Homem morre após ser atingido por galho de árvore durante acampamento, em Goiás
Francisco de Sá Silva sofreu um ferimento na cabeça e chegou a ser socorrido pelo cunhado, mas não resistiu. Família de Senador Canedo tinha costume de passar momentos de lazer em meio à natureza.

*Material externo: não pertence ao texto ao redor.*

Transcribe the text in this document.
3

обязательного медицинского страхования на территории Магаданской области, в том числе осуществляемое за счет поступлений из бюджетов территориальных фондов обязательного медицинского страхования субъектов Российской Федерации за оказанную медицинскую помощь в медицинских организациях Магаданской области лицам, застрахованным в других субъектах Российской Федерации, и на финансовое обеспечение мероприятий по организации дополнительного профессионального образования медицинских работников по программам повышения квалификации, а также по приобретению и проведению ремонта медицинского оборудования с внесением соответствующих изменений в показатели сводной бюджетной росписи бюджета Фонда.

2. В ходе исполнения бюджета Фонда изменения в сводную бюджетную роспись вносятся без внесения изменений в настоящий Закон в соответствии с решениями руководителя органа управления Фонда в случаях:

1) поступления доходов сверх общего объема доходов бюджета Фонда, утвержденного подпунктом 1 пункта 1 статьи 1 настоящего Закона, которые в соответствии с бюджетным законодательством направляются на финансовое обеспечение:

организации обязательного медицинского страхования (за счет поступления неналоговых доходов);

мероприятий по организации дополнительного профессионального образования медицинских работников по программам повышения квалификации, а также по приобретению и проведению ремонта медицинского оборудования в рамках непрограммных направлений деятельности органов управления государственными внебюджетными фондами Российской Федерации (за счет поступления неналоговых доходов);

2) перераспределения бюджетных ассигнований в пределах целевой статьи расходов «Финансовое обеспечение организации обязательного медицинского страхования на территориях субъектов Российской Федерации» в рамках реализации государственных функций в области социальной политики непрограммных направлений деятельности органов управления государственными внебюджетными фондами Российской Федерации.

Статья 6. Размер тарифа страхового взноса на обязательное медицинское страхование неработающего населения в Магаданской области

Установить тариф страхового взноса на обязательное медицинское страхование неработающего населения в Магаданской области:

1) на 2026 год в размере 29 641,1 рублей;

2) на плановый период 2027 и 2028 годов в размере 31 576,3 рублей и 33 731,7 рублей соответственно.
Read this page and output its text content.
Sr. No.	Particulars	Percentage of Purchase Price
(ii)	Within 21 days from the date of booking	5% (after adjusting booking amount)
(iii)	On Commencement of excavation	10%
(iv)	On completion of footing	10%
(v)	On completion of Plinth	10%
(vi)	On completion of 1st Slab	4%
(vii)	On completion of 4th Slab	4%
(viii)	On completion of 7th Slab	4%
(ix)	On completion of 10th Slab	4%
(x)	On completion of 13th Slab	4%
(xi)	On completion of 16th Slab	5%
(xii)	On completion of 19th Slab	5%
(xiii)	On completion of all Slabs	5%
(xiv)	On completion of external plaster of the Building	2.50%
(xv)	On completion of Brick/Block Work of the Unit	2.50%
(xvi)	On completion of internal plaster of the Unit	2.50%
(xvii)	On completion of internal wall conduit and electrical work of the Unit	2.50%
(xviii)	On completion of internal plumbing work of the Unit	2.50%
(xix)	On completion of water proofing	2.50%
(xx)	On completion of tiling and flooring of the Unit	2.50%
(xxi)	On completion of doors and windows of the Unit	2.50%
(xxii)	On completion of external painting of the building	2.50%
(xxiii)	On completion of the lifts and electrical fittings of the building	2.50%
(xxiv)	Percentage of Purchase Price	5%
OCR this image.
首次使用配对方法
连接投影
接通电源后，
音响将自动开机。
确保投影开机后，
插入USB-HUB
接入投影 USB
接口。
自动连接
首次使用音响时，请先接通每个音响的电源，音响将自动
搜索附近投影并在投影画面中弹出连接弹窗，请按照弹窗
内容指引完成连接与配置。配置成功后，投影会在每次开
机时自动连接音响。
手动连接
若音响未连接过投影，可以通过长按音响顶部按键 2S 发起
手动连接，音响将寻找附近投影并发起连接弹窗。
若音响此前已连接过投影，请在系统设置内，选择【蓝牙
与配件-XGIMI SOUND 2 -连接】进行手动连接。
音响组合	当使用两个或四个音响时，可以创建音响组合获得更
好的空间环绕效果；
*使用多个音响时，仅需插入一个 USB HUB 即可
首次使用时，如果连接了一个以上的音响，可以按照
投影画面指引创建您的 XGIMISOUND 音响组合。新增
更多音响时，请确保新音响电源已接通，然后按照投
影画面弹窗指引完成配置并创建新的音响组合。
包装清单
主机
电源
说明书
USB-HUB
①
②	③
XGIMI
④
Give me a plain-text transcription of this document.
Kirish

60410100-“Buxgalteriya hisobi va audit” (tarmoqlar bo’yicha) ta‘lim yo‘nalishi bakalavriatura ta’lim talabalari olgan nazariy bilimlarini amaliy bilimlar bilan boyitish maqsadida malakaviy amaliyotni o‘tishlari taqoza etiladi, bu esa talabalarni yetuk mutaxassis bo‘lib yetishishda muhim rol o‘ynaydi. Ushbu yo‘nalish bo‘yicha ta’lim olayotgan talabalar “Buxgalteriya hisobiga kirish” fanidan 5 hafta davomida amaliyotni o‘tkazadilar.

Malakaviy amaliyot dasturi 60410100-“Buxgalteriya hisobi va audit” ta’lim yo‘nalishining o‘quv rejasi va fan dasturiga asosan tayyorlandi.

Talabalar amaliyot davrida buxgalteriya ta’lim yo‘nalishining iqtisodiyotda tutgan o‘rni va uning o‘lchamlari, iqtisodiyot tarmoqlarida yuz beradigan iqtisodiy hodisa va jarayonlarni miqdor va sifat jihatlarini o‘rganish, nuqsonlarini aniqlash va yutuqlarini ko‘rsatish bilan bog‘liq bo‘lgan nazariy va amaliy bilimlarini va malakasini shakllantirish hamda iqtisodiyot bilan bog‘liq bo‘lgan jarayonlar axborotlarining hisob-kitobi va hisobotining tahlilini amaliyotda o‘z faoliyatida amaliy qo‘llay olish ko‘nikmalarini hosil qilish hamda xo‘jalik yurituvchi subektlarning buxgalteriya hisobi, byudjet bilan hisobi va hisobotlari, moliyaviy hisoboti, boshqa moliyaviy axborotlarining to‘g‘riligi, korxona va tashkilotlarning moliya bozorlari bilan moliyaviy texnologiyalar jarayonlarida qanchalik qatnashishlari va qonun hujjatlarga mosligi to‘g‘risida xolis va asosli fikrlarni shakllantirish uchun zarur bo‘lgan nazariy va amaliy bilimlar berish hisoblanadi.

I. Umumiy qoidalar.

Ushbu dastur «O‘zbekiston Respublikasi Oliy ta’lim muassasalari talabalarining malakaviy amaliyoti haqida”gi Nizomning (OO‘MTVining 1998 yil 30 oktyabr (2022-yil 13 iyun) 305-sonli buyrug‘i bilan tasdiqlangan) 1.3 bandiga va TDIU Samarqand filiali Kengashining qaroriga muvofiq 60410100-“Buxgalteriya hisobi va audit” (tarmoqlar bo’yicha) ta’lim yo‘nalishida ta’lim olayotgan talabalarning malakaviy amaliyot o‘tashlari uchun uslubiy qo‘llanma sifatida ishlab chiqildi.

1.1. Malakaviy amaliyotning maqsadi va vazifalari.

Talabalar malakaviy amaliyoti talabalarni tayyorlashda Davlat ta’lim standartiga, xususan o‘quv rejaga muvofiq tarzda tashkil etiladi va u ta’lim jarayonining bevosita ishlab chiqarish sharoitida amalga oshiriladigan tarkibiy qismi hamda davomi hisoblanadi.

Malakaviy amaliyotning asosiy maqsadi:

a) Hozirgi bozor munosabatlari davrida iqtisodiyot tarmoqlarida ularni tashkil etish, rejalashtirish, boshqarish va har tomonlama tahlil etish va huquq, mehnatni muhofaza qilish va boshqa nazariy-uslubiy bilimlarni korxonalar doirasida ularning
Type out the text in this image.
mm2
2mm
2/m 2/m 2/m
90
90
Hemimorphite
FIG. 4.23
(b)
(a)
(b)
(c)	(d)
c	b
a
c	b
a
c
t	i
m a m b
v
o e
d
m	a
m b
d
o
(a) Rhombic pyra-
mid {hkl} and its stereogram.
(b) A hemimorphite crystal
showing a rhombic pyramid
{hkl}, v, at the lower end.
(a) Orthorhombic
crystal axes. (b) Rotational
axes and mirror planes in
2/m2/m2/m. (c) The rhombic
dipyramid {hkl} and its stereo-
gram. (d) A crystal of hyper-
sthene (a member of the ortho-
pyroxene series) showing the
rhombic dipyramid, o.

Francisco tinha ido acampar com a família, na zona rural de Rosalândia, quando foi atingido por um galho enorme de uma árvore — Foto: Arquivo pessoal/ Dayanio Silva e Reprodução/ Perfil do Instagram de Francisco de Sá Silva
Um homem de 52 anos morreu depois de ter sido atingido por um galho que caiu de uma árvore enquanto ele acampava com a família, na zona rural de Rosalândia, distrito de Bela Vista de Goiás, na Região Metropolitana de Goiânia. O operador de máquinas Francisco de Sá Silva chegou a ser socorrido pelo cunhado e levado para o hospital da cidade, mas não resistiu.
Em entrevista ao DE, o cunhado de Francisco, o empresário Dayanio Tiago Silva, narrou como tudo aconteceu. A família, que mora em Senador Canedo, havia chegado ao acampamento na sexta-feira (2). Além dos dois, estavam as suas esposas, o filho caçula de Francisco e os três filhos de Dayanio. Todos presenciaram a morte.
Dayanio, que é irmão da esposa de Francisco, Maria Leila, contou que o acidente aconteceu por volta das 14h30 de sábado (3). Na noite anterior, havia chovido e ventado bastante, mas a família estava com as barracas em uma área descampada, sem risco de galhos caírem.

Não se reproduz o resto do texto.